The day before Bert left to return to London, the Dean received a letter offering him the Bishopric of Ormonde, the Bishop there having died only a week previously. It came as a great surprise and everyone was delighted. Poor Bert, however, felt a dreadful pang. Sarah, the daughter of a Bishop. It put her farther than ever away from him!
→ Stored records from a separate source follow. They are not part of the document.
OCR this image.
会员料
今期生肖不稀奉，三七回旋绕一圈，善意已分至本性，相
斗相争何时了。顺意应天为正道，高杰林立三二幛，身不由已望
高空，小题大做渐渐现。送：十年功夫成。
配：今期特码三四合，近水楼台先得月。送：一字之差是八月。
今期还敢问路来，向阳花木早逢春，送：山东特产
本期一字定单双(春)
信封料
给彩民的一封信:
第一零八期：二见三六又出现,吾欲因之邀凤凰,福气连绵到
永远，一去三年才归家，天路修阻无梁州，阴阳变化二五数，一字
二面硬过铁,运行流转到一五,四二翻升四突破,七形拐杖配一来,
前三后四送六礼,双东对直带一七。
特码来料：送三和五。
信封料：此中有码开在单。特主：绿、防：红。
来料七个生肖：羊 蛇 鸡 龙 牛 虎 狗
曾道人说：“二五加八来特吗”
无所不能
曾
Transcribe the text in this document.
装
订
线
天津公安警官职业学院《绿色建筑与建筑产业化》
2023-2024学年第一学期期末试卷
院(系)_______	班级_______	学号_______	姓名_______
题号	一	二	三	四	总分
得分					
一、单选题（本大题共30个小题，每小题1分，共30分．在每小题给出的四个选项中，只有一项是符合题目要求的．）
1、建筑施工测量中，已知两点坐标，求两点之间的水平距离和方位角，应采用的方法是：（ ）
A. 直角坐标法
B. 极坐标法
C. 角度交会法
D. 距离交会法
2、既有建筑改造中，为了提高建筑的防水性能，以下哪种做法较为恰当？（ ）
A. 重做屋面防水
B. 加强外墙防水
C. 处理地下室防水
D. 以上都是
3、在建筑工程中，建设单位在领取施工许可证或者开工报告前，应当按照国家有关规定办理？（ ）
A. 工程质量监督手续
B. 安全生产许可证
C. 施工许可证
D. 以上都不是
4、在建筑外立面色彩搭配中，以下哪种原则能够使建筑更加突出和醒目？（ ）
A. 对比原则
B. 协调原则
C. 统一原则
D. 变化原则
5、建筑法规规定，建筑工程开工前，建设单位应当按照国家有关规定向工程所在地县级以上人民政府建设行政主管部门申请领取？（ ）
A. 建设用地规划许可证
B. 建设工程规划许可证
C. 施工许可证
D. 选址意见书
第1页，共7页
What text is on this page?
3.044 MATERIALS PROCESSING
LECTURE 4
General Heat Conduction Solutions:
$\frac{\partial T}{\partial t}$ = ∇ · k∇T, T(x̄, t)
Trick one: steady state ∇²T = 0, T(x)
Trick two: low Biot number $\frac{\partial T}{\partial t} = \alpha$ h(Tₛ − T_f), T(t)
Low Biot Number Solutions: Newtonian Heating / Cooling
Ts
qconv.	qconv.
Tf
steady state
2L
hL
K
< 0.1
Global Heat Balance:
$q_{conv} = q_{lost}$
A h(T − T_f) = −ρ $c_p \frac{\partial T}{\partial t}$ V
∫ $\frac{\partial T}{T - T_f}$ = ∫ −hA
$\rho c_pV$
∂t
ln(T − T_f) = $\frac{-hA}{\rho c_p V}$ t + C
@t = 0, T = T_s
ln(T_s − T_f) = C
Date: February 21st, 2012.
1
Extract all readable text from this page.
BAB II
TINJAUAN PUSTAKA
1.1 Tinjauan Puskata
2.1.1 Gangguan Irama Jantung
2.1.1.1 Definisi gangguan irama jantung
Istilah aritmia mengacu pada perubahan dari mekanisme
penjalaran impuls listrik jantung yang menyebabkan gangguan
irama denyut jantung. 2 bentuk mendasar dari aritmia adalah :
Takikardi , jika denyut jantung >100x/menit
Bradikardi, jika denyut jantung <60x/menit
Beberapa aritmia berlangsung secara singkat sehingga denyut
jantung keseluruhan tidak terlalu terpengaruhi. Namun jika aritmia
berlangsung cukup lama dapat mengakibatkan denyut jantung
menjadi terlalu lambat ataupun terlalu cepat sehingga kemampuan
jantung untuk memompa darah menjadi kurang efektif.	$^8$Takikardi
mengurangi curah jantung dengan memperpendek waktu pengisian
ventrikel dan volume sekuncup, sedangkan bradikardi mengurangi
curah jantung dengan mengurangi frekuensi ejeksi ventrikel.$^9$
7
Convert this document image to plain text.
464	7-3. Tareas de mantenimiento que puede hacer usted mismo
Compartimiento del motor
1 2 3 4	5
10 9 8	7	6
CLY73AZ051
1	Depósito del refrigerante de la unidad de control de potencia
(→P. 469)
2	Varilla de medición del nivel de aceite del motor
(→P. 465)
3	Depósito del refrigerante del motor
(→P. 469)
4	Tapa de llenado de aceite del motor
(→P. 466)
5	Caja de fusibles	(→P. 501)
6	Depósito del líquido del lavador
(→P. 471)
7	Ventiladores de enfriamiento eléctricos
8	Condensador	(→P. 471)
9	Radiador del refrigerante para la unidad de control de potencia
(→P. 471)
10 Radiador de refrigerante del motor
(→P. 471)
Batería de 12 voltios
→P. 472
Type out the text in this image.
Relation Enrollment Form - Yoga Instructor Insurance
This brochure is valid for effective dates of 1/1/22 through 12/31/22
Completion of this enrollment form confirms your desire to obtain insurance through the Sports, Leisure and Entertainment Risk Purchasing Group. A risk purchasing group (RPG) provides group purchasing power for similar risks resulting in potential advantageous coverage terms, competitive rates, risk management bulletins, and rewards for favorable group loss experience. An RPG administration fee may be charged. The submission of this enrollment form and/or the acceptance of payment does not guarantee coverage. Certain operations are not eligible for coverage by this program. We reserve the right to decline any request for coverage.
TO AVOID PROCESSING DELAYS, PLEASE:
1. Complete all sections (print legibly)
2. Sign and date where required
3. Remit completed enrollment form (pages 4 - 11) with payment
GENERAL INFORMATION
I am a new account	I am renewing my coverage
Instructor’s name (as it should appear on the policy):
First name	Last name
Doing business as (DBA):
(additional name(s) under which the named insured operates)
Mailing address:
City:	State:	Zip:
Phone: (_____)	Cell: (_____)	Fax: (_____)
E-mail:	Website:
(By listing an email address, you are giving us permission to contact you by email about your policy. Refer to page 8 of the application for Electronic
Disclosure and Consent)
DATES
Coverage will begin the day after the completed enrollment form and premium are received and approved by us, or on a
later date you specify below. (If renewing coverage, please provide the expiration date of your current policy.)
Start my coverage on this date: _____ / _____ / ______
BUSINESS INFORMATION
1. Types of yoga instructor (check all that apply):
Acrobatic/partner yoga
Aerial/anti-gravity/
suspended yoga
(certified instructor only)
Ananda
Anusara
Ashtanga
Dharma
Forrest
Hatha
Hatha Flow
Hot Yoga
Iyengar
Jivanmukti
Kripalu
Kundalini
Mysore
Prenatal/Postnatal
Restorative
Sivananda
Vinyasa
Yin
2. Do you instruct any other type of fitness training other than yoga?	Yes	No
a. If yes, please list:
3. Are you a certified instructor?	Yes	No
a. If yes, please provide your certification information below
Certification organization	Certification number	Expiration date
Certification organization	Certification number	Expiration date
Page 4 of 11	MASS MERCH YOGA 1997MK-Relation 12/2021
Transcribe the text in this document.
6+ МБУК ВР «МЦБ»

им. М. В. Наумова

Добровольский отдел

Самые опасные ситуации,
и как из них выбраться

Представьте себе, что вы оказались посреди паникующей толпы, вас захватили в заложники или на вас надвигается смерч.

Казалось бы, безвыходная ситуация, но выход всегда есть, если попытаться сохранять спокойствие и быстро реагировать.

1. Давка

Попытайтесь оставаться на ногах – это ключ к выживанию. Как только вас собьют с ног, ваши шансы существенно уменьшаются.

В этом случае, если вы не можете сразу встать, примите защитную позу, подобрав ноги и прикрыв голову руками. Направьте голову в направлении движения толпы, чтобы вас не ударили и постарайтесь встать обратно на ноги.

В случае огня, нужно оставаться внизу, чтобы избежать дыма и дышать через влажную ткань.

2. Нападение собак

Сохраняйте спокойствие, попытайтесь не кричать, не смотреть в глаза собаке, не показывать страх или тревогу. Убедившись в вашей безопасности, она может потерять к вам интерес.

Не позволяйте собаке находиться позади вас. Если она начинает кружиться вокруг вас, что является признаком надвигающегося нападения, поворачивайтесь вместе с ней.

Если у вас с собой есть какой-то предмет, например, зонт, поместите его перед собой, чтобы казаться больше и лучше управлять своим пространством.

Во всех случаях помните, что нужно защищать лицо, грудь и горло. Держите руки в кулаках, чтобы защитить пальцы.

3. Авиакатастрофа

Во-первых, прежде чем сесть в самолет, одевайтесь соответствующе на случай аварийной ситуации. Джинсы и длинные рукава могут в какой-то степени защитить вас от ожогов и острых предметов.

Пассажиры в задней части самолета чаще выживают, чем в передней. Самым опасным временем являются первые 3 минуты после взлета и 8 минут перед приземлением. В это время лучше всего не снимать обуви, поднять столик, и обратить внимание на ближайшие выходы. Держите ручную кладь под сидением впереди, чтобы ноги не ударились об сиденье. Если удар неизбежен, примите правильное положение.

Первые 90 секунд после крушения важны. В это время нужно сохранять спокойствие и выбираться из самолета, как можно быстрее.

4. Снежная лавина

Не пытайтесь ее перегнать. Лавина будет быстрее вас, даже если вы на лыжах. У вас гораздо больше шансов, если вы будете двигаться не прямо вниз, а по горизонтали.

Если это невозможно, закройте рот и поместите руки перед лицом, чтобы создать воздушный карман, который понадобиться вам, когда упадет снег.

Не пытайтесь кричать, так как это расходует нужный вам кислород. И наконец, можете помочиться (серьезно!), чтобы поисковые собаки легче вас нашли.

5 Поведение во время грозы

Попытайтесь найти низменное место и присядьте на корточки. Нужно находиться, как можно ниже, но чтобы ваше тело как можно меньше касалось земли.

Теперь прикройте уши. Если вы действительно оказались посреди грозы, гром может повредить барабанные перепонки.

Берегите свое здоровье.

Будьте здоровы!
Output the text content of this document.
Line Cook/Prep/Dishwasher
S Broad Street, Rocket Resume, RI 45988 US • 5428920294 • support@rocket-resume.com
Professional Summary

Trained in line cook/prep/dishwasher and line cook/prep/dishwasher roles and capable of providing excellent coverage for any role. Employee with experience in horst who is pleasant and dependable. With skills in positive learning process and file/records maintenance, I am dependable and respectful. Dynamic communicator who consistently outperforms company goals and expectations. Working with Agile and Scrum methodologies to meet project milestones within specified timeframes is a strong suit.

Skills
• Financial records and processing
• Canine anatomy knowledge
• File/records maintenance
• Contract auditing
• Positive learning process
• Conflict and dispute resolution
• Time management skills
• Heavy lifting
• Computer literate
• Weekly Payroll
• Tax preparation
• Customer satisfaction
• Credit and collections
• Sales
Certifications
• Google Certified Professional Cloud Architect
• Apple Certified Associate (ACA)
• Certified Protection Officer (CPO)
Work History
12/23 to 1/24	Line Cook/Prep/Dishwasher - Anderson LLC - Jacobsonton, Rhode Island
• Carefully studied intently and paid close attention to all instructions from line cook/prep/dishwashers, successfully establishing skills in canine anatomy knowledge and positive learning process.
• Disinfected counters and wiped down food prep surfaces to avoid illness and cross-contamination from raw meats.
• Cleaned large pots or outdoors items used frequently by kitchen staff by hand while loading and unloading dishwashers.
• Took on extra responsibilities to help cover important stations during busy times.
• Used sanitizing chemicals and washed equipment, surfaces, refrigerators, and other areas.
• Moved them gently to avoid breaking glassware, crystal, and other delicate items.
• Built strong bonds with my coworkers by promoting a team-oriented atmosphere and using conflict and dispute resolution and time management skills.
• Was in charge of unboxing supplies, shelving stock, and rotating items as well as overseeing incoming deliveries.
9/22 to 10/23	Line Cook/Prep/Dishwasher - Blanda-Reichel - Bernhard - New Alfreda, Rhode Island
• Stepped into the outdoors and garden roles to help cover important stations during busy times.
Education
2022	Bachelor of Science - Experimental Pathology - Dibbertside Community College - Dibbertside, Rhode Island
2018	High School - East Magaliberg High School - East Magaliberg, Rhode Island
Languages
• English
The morning he was going away he felt very miserable. His good-bye to Sarah was the last one of all. They were in the Deanery garden, an old-world garden ringed round with high walls. They had said the usual words of a conventional farewell, and then, after a short and awkward silence, with them both turning their heads away, Sarah looked round sharply at him.
"Well, this will be the last time we shall be seeing you here," she said smilingly, "for father says we shall be gone in a month. So, of course, we shall be seeing you next in Ormonde!" There was just the slightest tremor in her tones as she added softly, "Remember, I shall expect you to come."
"What for?" asked Bert, and there was more than a slight tremor in his voice.
She looked at him challengingly and, with a shrug of her pretty shoulders, replied, "Who knows?" Then, with her face flushing, she reached down and plucked a big pink carnation. "Here you are," she smiled. "Take this. It's something to go with, and remember to be a good boy. I shall be thinking of you."
Too overcome to speak, he took the carnation from her and, greatly daring, imprisoned the hand which had plucked it, as well. She did not try to draw it away, and lifting it to his lips, he kissed it reverently.
"Good-bye," she whispered softly, but he drew her gently to him and kissed her unresisting mouth.
Just for one brief moment their lips met, and then she pushed him gently away. "Good-bye," she said again. "That's enough now. Quick, here's Mother coming!"
The next day when Sarah happened to be alone with her father, she remarked casually, "Do you know, Dad, I think I shall be marrying Bert one day."
The Dean elevated his eyebrows. "Oh, has he asked you?" he exclaimed rather sharply.
Sarah shook her head. "No, but I know what his feelings are." She laughed. "He would have liked to ask me all these years, ever since he became such a success, but he's never dared to."
"Are you fond of him?" asked the Dean frowningly.
Sarah hesitated. "I'm not sure that I am not, Dad. At any rate, I'm awfully grateful to him about you, and he'd make a splendid husband. The only thing is——" she hesitated again.
"You remember what he was!" commented her father. "That's it, isn't it? You mean he's not good enough to come into our family." He smiled grimly. "Well, it may perhaps humble your pride a little when I tell you I've heard my grandfather say his father kept a little inn, in other words, what we should call nowadays, a pub."
Sarah made a grimace. "Oh, Dad!"
Three months later Bert and Sarah were married, and Bert entered into his Kingdom of Heaven. Such a kingdom there will always be for those who love, and though they find their wanderings there may be very short, much shorter than they had expected, yet from its enchanted garden it is ordained all may carry with them back to earth memories of such fragrance that they never die.
ONE night the Chief Constable of Norfolk was entertaining a
select little party of his friends. Larose was among the guests
and noted the Bishop of Ormonde had been allotted Mrs. Basil
Hilary to take in to dinner.
"Total strangers to each other until to-night," he murmured, "and yet how the threads of their two lives have been interwoven! Oh, if they knew each other's secrets, what would they say!"